I have accepted your departure,
and ever since, I keep singing the endless hymn of patience.
I accepted, thinking,
that in the garden where you had blossomed as a celestial flower,
there was no caretaker, no gardener.
I accepted, rather thinking,
that on the night when the sky grew heavy with clouds,
you were then the lone visible shard of moonlight.
I thought,
a flower blooming in the garden can be easily picked by anyone,
I thought, the moon in the sky can be freely gazed upon by anyone.

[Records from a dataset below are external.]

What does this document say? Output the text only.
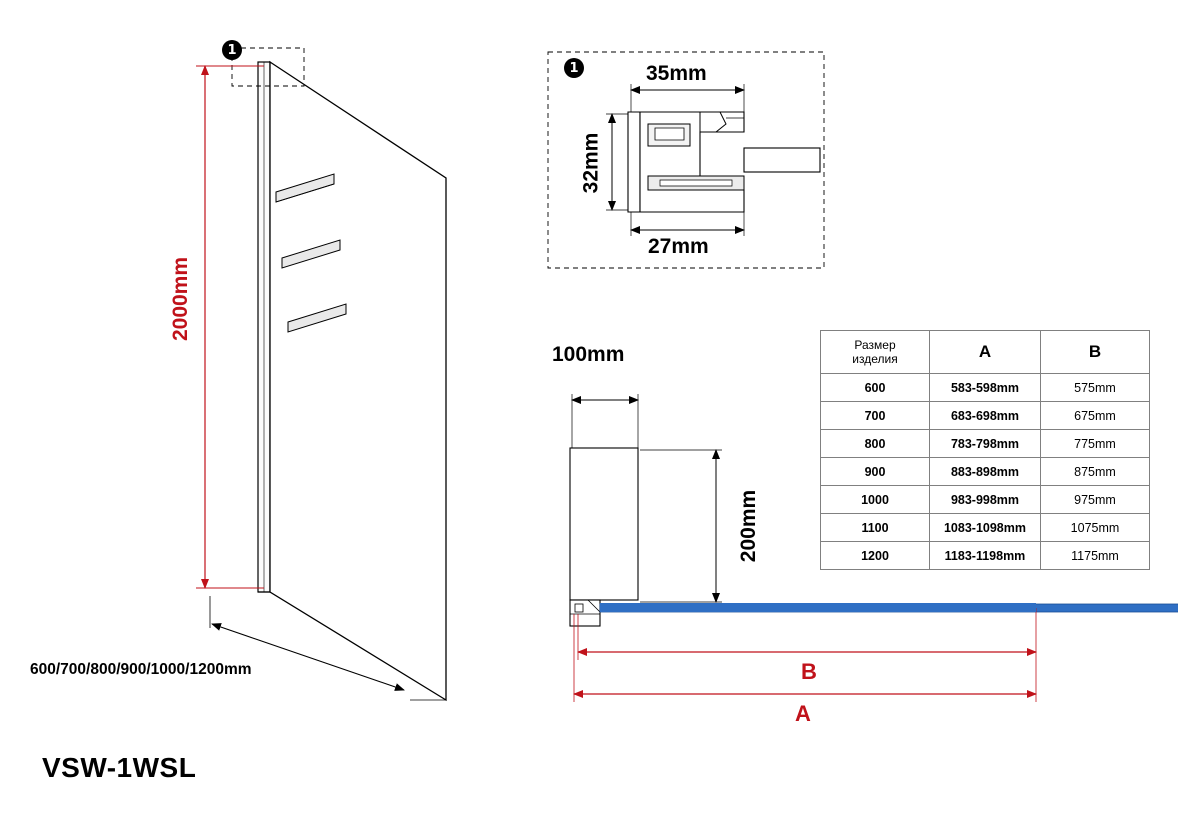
1
2000mm
600/700/800/900/1000/1200mm
1	35mm
32mm
27mm
100mm
200mm
B
A
Размер
изделия	A	B
600	583-598mm	575mm
700	683-698mm	675mm
800	783-798mm	775mm
900	883-898mm	875mm
1000	983-998mm	975mm
1100	1083-1098mm	1075mm
1200	1183-1198mm	1175mm
VSW-1WSL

But in the very moment of reaching out, that day the gardener came and stood before me,
and to veil you away, the clouds rushed in,
a little too far, a little too eager.
That is why you could not be gathered by me,
even after a whole night of waiting, you never emerged
from behind the shroud of clouds.
So I steadied myself this way,
you are another’s flower, the queen of the clouds,
can love ever be born in you for mortals?
Thus, you could not be mine,
there could not be our union.
And my only companion today is patience,
and so I keep singing, ceaselessly, this hymn of patience.
Whatever is lost upon the bosom of the earth, or left unclaimed,
I have heard that patience is the very last refuge.
Other than this, is there truly anything
that heals the ache of what cannot be possessed?
Do you know of any faith beyond this?